Они не оставили даже предсмертной записки. После звонка Пола Лейбовица Сяо Ху немедленно выехал в Иу, и они осмотрели дом вместе, прежде чем известить полицию. Правда, на столе лежала «Книга Перемен», открытая на гексаграмме 33.
ДУНЬ. БЕГСТВО.
«Сила теней познается в свое время».
Что они хотели этим сказать? На какой‑то момент смерть отца показалась Сяо Ху не менее загадочной, чем его жизнь.
«Высокородный тщательно готовит свое отступление и приветливо прощается со всеми. Отступление дается ему легко, ибо осознано им и дается без насилия над собой… Положение его недвусмысленно. Решение его – свершившийся факт. Через это дается ему свобода. Выбор сделан, когда идущий ясно видит перед собой весь свой путь. И этот путь приведет его к победе».

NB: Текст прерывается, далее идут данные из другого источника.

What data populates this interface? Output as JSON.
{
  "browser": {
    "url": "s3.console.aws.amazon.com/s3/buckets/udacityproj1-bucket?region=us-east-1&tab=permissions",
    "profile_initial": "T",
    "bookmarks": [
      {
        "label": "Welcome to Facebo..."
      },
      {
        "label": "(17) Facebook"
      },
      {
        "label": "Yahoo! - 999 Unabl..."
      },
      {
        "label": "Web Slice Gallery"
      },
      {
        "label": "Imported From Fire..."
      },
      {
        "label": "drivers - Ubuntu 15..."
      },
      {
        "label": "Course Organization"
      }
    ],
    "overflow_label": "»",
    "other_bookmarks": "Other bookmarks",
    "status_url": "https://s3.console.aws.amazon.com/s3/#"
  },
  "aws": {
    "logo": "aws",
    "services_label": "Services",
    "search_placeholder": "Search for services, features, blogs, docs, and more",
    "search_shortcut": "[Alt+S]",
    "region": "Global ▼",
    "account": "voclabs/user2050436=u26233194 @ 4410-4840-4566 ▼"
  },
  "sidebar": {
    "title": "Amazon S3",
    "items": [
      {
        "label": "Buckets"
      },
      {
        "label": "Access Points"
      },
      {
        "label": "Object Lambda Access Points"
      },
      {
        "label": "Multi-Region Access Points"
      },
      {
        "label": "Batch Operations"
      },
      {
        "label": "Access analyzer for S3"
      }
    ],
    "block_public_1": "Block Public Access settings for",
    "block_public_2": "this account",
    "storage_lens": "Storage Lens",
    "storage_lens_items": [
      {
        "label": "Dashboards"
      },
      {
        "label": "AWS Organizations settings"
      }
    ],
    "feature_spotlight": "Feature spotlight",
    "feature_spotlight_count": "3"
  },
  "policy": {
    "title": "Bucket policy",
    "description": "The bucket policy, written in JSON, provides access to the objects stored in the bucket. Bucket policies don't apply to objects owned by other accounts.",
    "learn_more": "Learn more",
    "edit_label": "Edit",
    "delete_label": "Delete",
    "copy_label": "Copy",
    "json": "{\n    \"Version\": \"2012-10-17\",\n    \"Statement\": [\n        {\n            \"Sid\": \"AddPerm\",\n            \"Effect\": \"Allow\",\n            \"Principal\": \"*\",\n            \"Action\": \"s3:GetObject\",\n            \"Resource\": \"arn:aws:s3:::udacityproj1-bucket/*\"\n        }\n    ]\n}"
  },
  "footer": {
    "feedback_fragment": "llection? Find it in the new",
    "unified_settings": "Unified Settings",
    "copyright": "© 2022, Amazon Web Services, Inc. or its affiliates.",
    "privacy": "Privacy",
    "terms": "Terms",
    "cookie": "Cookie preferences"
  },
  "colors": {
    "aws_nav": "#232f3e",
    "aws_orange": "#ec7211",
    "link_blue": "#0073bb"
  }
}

Сяо Ху не понял смысла этих строк, прочитав их впервые в полумраке родительского дома. Он знал, что Минь Фан с Да Луном нередко обращаются к «И‑Цзин» и верят ее предсказаниям. Позже он и сам пытался читать комментарии к гексаграммам, однако запутался в их странном, пересыпанном метафорами языке. Что хотел сказать отец им с Инь‑Инь этим комментарием? Что они с матерью умерли в полном сознании и добром расположении духа? Но что это, как не пустое утешение? Разве может смерть привести человека к победе? И что означает эта «сила теней», которая «познается в свое время»? Сила света – это еще понятно. Сила восхождения, перемен к лучшему, когда стираются все границы, рушатся препятствия и все становится возможным. Но тени…
Неужели это и есть объяснение? Отец Сяо Ху был замкнутым человеком, даже с родными детьми, но чтобы уйти вот так, без прощания и напутствия… Это походило на оскорбление, которого Сяо Ху не заслужил. Он просто не мог в это поверить. Интересно, что на это скажет сестра?
В тот день он с самого утра мучился недобрыми предчувствиями. И когда на дисплее мобильника высветился номер Пола Лейбовица, Сяо Ху едва решился принять вызов и с трудом узнал приглушенный голос в трубке:
– Сяо Ху, я очень сожалею…
Потом повисла пауза на несколько бесконечно долгих секунд, и Сяо Ху успел все понять прежде, чем Пол заговорил снова.
Следующие несколько дней выдались напряженными. Сяо Ху проводил совещания в бюро, организовывал кремацию, принимал скупые соболезнования коллег. И все это время его не покидало чувство, что эти дела за него делает кто‑то другой. Сяо Ху словно вырвали из его собственной жизни и сделали его посторонним свидетелем.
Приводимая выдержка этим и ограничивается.